Some congregational coaches say the steady stream of information about the rise of the nones — and church closures and other trends — affects unhealthy churches differently than healthy ones.
The news hits some with anxiety and fear, said Mark Tidsworth, president of Pinnacle Leadership Associates.
“They tend to circle their wagons and insulate as much as possible and become isolated subcultures in our society,” he said.
He described them as the minority.
On the other hand, healthier churches generally embrace new information about challenging religious trends because it helps them adjust programs and ministries, Tidsworth said.
“The invigorated churches I know of are using this to help them clarify who they are and what they are about and providing new energy … and spiritual vigor for them,” he said.
‘Low levels of religiosity’
In the report, Pew acknowledged the claim by some that there aren’t necessarily more nones in the U.S.. Instead, those voices say, people today are more willing to acknowledge being non-religious than in the past.
Pew said the observation is “only partly” accurate.
It is the case that religiously inactive Americans are more willing to acknowledge that fact today than in previous generations.
“But that is not the whole story, because the share of Americans with low levels of religious commitment also has been growing,” Pew said.
The survey, titled “The factors driving the growth of religious ‘nones’ in the U.S.,” also noted that generational differences are impacting the numbers.
Rather than being only older Americans who are former Christians or Jews or other faiths, nones also are younger people who have never been affiliated with any faith.
Younger Americans are much more willing to identify as nones than are older Americans who hold similar levels of belief, Pew found.
“Nearly eight-in-ten Millennials with low levels of religious commitment describe themselves as atheists, agnostics or ‘nothing in particular,’” the study reported.
However, only 54 percent in the Silent and Greatest generations with low commitment levels will identify as unaffiliated.
“In addition, the share of the population that exhibits low levels of religiosity is growing,” Pew found.
That category measures self-reported levels of worship attendance, daily prayer, certainty in the existence of God and importance of faith in a person’s life.
Fourteen percent of U.S. adults scored “low” in those measurements in 2007, Pew said, compared to 19 percent in 2014.
But the bottom line in the growth of the nones is the onset of the Millennial generation.
“Whether Millennials will become more religious as they age remains to be seen, but there is nothing in our data to suggest that Millennials or members of Generation X have become any more religious in recent years,” the Pew report said. “If anything, they have so far become less religious as they have aged.”
‘Talk to Millennials’
But the usefulness to churches of such data is limited for churches because surveys offer a limited number of questions to answer, said George Bullard, a church consultant and president of the Columbia Partnership.
What churches need is qualitative research that marketers do to gauge customer behaviors and attitudes toward a product or company.

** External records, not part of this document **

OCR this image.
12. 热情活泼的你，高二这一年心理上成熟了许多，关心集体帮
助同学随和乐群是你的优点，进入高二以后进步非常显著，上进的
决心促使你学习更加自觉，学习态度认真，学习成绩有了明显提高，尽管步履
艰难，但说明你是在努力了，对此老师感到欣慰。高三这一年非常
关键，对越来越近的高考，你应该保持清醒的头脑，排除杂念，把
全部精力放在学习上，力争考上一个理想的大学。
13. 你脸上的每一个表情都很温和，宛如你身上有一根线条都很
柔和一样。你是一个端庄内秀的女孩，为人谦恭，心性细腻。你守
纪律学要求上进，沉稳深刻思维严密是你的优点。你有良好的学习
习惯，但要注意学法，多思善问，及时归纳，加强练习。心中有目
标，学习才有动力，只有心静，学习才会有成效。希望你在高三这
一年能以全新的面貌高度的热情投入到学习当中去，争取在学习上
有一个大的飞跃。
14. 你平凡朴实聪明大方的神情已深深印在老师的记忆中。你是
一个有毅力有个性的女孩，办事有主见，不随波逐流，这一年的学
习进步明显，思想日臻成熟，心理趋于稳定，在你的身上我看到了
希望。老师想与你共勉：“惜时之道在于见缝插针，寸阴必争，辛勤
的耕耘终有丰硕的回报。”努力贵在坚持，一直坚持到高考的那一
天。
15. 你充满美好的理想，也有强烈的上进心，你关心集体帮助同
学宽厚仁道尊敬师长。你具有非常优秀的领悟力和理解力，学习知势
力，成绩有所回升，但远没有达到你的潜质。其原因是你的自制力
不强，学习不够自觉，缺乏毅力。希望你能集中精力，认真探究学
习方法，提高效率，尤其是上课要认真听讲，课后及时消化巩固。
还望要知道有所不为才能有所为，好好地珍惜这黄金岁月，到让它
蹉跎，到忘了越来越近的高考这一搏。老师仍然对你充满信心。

Bullard said Josh Packard and Ashleigh Hope are doing that kind of work and presented in their book, Church Refugees.
“It was qualitative research rather than quantitative research,” Bullard said. “They did in-depth interviews with church dropouts … and got to the ‘why’ behind any statistics.”
That approach humanizes the dones and others who have abandoned or ignored religion.
“It personalized it. It suggests helpful strategies,” he said.
And it’s not something churches have to totally rely on researchers and books to do for them, Bullard added.
“As one minister to Millennials in a church once said: ‘do not read articles about Millennials. Talk to Millennials.”